WEDNESDAY, JAN. 23: “It was too short,” complained one punter at the Mid-Ocean Amphitheatre. She was, it must be said, smiling — a lot.
If the old mantra “always leave them wanting more” is a measure of a good gig, then Poncho Sanchez and his Latin Jazz Band have got it sewn up.
The Grammy–award winning conguero was, he proudly told the Fairmont Southampton audience, recently awarded a lifetime achievement gong at the Latin Grammys.
For anyone not previously aware, here was a veteran heavyweight of his genre.
Taking centre stage, his striking grey beard and pork pie hat immediately drew your attention. Now 61, Sanchez is a cool customer.
And as the band limbered up through their opener — a John Coltrane number — it was also clear he’d assembled a staggeringly-talented group of musicians, who took their lead from trombonist and musical director Franciso Torres.
After Friday’s performance emphasized the group’s salsa roots, Saturday night’s show leaned heavily on straight-up jazz. A medley from the band’s past recordings — Sanchez has been nominated eight times for a Latin Grammy and has released 28 albums — was followed by a reworking of legend Dizzy Gillespie’s Groovin’ High, notable for a head-nodding bass solo by Rene Camacho.
Slowly But Surely, an Art Blakey and The Jazz Messengers tune, again showcased the nimble finger work and complex rhythms of Torres, Rob Hardt on saxophone and Ron Blake on trumpet.
Sanchez’s percussion solos arguably topped the lot, however, displaying captivating hand speed that was a blur to the untrained eye, like watching an action scene from The Matrix.
The night’s one salsa piece saw Hardt seamlessly exchanged sax for flute, while Sanchez emerged from behind his congas to take lead vocals.

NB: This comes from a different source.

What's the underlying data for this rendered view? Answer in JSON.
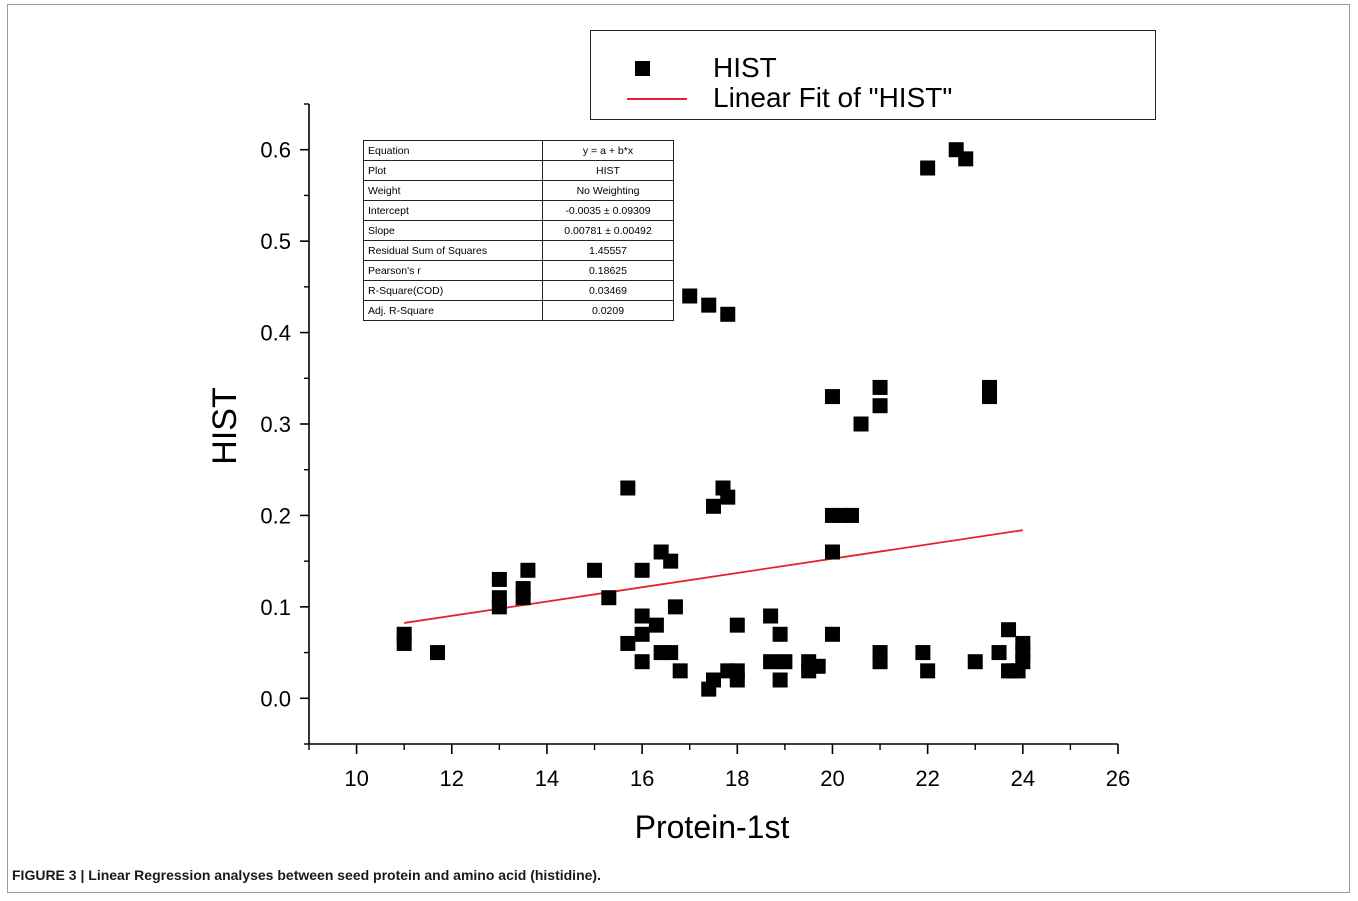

Having wowed everyone with their jazz craft, it was clearly time to have some fun.
A shouted request from the stalls for Watermelon Man — the Herbie Hancock classic — was gently knocked back as a “$700 dollar request… for each of us” by Sanchez, while Blake was chided by Torres for his lack of golf prowess the previous day.
Sanchez spoke of his love of the Stax Records’ era, name-checking Booker T. & the M.G.’s, Eddie Floyd and Ottis Redding among others before launching into a soulful cover of Floyd’s Raise Your Hand, which had everyone jigging in their seats and, of course, raising their hands.
Time was called after a sublime hour and any serious protests of being short-changed were quashed by an encore featuring… you guessed it, Watermelon Man.
A number of people even got up front to dance.
Another couple of tunes and no-one would have been left sitting down.